Мигол вспомнил про пистолет в руке – насупился, убирая оружие. Потом молча полез на бампер, цепляясь за выступы протектора.
– Здесь подняться можно, – сказал ему Утц. – Я уже ходил, смотрел… Там было не пройти, правда – терновник этот не пустил. Но мы его того – промнём… Здесь раньше ручей был… или протока, а теперь распадок идет. Узкий, конечно, как… прямая кишка… зарос везде. Но прицепы пройдут. Разгонимся вдоль протоки… там, правда, ухаб дальше, так что тягач бросит – будь здоров, мелочёвку скорее всего пороняем… зато дальше склон пологий… ровный, и кустов нет почти. А наверху – лес, корни, грунт цепкий – вытянем. Там даже дорога есть – я чуть не обалдел, как увидел.
– Дорога? Что за дорога?
– Откуда я знаю? – отмахнулся Утц. – Ты же старшой, у тебя карта.
– Нет там никакой дороги, – сказал Мигол. – Сплошная штриховка кругом – что слева, что справа.
– Может и нет… – легко согласился Утц. – Дорога старая совсем. Заросла, как подмышка. Одно название, что дорога.
– Тогда на хрен она нам сдалась? Заведет в деревья и бросит. То-то опять встрянем…

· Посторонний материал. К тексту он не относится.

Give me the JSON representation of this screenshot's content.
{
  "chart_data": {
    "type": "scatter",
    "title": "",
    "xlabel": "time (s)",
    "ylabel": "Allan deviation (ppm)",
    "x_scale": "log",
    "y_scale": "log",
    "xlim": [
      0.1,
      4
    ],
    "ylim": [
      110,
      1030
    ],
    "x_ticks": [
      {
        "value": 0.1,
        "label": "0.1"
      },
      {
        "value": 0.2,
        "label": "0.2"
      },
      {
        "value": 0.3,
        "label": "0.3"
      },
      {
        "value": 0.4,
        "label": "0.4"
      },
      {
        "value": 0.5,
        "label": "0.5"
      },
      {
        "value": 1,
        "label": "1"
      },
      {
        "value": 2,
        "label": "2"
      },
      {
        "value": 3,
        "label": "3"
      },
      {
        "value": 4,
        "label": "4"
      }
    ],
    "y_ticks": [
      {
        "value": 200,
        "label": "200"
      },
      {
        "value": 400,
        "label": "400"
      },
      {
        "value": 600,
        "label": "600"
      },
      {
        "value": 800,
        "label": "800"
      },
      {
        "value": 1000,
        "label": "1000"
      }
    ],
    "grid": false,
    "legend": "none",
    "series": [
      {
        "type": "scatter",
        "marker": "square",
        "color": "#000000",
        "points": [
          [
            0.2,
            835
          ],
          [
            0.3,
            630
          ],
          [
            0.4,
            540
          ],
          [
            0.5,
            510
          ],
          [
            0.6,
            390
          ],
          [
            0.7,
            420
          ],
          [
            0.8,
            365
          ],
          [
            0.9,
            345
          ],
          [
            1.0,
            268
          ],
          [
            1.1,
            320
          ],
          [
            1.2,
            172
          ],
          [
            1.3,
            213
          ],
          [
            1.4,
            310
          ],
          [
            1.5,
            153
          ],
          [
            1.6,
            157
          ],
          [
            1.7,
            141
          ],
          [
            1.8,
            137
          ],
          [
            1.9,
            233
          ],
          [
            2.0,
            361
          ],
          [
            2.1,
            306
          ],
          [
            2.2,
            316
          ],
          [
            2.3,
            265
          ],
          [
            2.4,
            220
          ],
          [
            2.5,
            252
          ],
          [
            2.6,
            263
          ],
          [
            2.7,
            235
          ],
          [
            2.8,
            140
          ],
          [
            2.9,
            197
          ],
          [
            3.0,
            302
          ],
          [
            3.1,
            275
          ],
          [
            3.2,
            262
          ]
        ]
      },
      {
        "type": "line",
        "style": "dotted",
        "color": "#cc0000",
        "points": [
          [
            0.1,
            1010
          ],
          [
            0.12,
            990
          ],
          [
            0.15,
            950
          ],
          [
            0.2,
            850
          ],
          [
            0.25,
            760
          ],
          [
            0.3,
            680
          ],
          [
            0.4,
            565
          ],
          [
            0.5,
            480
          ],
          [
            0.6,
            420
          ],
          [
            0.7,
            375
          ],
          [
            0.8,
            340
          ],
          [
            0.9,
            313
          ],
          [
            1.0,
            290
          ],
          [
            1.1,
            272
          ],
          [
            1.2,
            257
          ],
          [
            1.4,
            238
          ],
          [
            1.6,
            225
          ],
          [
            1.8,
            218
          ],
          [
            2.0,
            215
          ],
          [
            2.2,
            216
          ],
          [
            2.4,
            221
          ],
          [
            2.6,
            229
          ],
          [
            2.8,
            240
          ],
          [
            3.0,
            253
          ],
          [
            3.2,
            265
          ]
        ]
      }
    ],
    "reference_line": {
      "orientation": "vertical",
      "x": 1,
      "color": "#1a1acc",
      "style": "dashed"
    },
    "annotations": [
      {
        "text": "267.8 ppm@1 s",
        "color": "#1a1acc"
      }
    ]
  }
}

Утц отпустил баранку и, повернувшись всем телом, посмотрел на него в упор.
– Да что такое? – не понял Мигол.
– Я вот гляжу – ты вроде старшой. И карта у тебя есть, настоящая… А как был ты в своей пехоте тупой, так и остался… Тупой… Дорога старая, говорю. Очень старая. И на карте твоей ее нет. А раз на карте нет, значит не военные ее топтали. Понял теперь? Довоенная дорога.

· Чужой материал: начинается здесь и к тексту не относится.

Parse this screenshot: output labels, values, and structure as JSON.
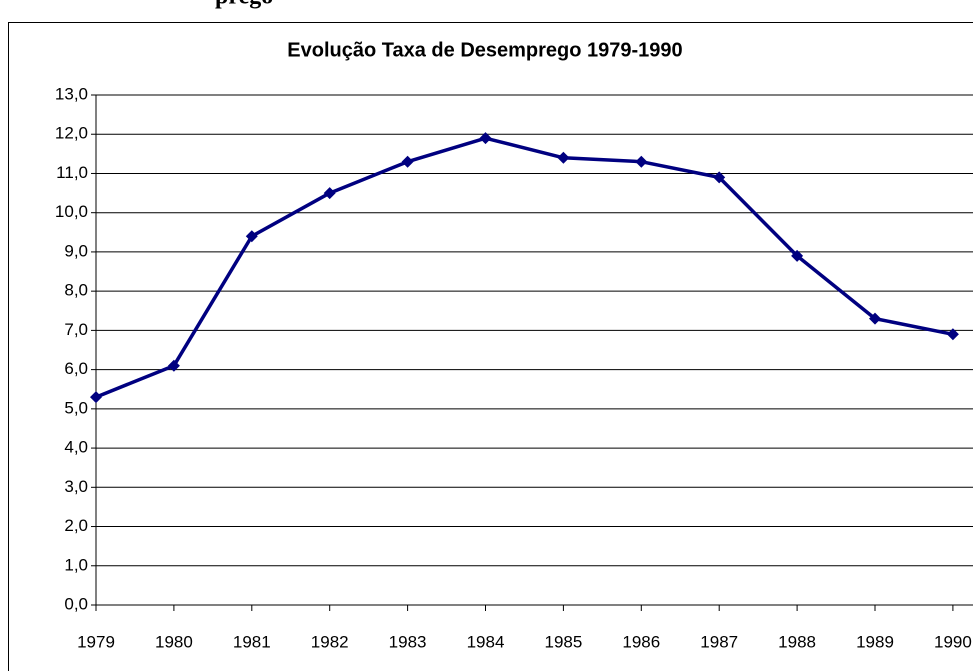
{
  "page_heading": "prego",
  "chart_data": {
    "type": "line",
    "title": "Evolução Taxa de Desemprego 1979-1990",
    "categories": [
      "1979",
      "1980",
      "1981",
      "1982",
      "1983",
      "1984",
      "1985",
      "1986",
      "1987",
      "1988",
      "1989",
      "1990"
    ],
    "series": [
      {
        "name": "Taxa de Desemprego",
        "color": "#000080",
        "values": [
          5.3,
          6.1,
          9.4,
          10.5,
          11.3,
          11.9,
          11.4,
          11.3,
          10.9,
          8.9,
          7.3,
          6.9
        ]
      }
    ],
    "ylim": [
      0,
      13
    ],
    "yticks": [
      {
        "value": 0,
        "label": "0,0"
      },
      {
        "value": 1,
        "label": "1,0"
      },
      {
        "value": 2,
        "label": "2,0"
      },
      {
        "value": 3,
        "label": "3,0"
      },
      {
        "value": 4,
        "label": "4,0"
      },
      {
        "value": 5,
        "label": "5,0"
      },
      {
        "value": 6,
        "label": "6,0"
      },
      {
        "value": 7,
        "label": "7,0"
      },
      {
        "value": 8,
        "label": "8,0"
      },
      {
        "value": 9,
        "label": "9,0"
      },
      {
        "value": 10,
        "label": "10,0"
      },
      {
        "value": 11,
        "label": "11,0"
      },
      {
        "value": 12,
        "label": "12,0"
      },
      {
        "value": 13,
        "label": "13,0"
      }
    ],
    "grid": true
  }
}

– Ты чего несешь? – оглушенно сказал Мигол. – Какая ещё довоенная?
– Какая… Откуда я знаю, какая? Не проселок – точно. И не рокада. Трамбованный булыжник – представляешь? Причем, хорошо трамбованный – булыга к булыге. Заросла, конечно, но не полопалась. Сквозь лес уходит. И точно – не тупик. Там даже указатель есть.
– Указатель? – не поверил Мигол. – И что там, на указателе?
Утц пожал плечами.
– Не разглядел – далеко слишком… Подъедем, да узнаем. Там и в карту свою посмотришь. Хотя толку с нее, карты твоей, как с Инночки – вроде и под рукой, а пользы никакой, расстройство одно.

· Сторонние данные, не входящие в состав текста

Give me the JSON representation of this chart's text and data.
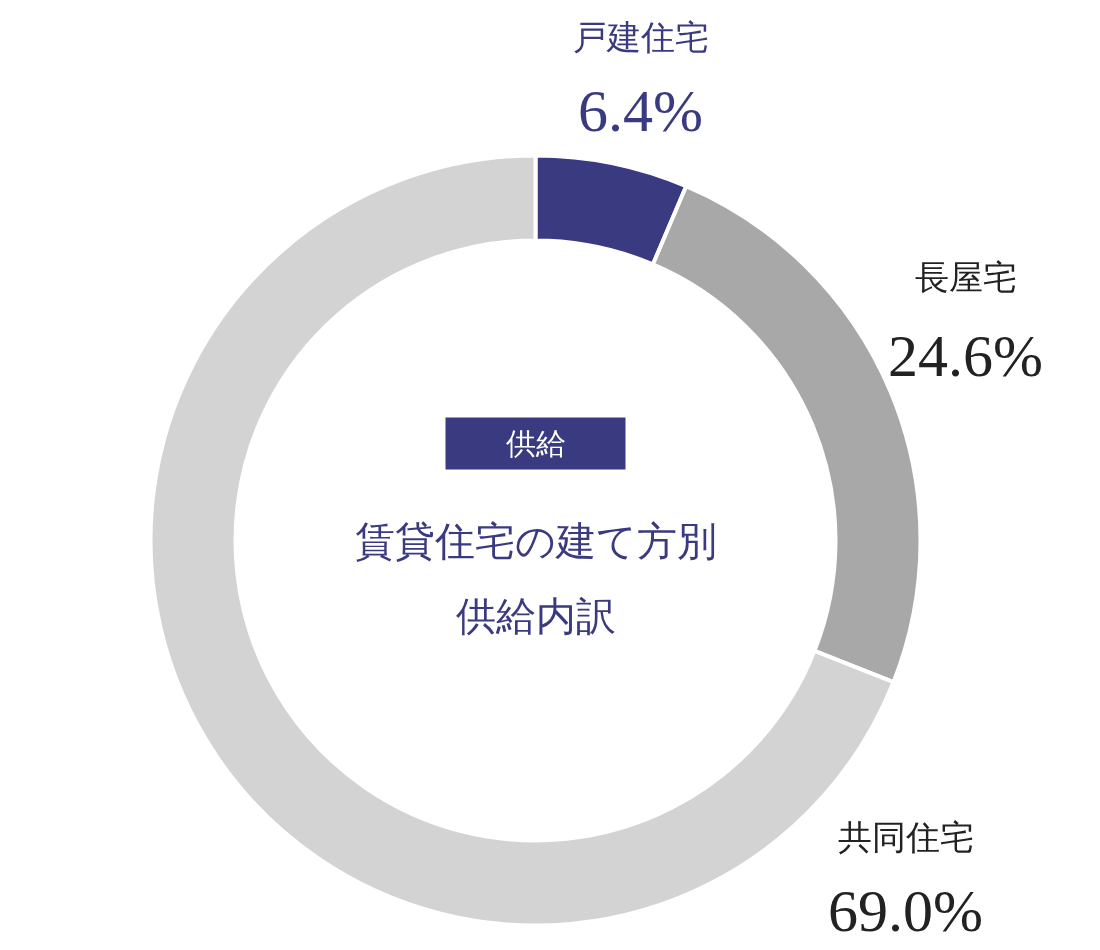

Мигол полез выше – на самый капот, потом с него на фанерную крышу кабины. С такой высоты видно было получше, чем со дна оврага – распадок сужался, острым клином протыкая колючие заросли. Подъем тут и правда был почти пологим, кусты выпускали его из цепкого плена, разбегаясь по склонам в стороны. А на самом верху и впрямь почудилось Миголу что-то вроде неглубокой мощеной колеи.
– Ты это… – восхищенно прокричал он шоферу. – Как увидал-то? Солнце же прямо в шары лупит…
– Да за бабкой следом поехал, – крикнул Утц снизу, сквозь фанерный потолок.
Мигол сначала не понял, о чем это он… потом – аж присел от удивления. Торопясь, прыгнул на капот, скользнул сапогами по крылу до самой водительской подножки.
– Какой-такой бабкой?
– Да вон же… – Утц ткнул пальцем выше по склону, потом приподнялся за баранкой, всматриваясь. Склон был пуст. Ниже кусты стояли сплошным низким частоколом, и Мигол ничего не разглядел ни до них, ни после… – Куда-то девалась… – задумчиво сказал Утц. Потом, отмахнулся – как от назойливого слепня. – Ты чего заладил, старшой? Какая дорога, какая бабка… Я тебе – краевед, что ли? Старуха какая-то была, шлялась тут по балке. В балахоне, как пугало… Может коровок пасла… тех, что в луже увязли. Увидела меня – шарахнулась в распадок. Тут я его и приметил.